= Linear aeration =

Linear aeration is an aeration process that allows water to penetrate the soil and to be retained in the proper amounts. Additionally, it can also add organic nutrition and soil softeners (such as humus, topsoil, compost, sand or clay) if necessary.

==Gardens==
In the process of linear aeration, organic amendments are applied directly to the soil surface during fallow periods between planting cycles. Subsequently, grooves are mechanically introduced into the soil profile to facilitate the infiltration of these amendments. The grooves are then restored within the same operation, ensuring minimal disturbance to the soil structure and optimizing the integration of organic matter into the root zone.

==Lawns==
Linear aeration can help to alleviate excessive water in lawn areas. First, necessary organic matter is added on top of the turf, and then grooves are cut into the turf to allow soil additives to penetrate. Finally, the grooves are recovered in the same passage.

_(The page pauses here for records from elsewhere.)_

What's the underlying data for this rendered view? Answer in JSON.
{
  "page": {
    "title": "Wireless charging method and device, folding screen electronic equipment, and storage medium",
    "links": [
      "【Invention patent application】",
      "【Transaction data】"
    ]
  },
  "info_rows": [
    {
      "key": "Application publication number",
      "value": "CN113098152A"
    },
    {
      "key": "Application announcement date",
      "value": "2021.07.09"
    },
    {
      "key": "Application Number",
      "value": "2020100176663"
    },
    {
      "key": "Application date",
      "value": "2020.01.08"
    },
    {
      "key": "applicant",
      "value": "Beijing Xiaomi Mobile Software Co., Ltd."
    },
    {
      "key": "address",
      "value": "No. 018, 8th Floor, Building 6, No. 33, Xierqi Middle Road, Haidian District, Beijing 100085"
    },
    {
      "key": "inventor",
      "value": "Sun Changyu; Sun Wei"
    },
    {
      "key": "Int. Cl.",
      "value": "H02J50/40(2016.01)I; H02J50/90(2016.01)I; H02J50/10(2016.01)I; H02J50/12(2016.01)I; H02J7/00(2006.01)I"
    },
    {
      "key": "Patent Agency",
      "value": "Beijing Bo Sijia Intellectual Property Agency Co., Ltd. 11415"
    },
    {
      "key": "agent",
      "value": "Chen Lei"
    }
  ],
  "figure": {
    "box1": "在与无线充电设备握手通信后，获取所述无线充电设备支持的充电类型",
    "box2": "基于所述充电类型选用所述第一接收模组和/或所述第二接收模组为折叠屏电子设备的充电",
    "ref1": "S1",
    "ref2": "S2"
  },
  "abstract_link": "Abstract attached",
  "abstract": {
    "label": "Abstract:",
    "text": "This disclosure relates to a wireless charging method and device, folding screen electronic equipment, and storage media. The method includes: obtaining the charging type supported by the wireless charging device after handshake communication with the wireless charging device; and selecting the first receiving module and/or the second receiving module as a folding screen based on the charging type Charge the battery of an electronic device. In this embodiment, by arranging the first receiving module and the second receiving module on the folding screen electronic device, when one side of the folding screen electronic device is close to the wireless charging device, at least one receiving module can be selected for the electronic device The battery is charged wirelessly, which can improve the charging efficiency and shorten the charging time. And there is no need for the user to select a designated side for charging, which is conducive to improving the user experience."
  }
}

==Benefits of linear aeration==

===Gardens===
- Promotes stronger and deeper root development for plant health and drought tolerance.
- Permits proper distribution of soil amendments and additives.
- Allows organic nutrition absorption.

===Lawns===
- Alleviates soil compaction in heavily traveled areas.
- Can provide smoother lawn surfaces.
- Reduces disruption of actual turf surface compared to coring or plugs aeration.
- Causes minimal interruption of use of athletic fields.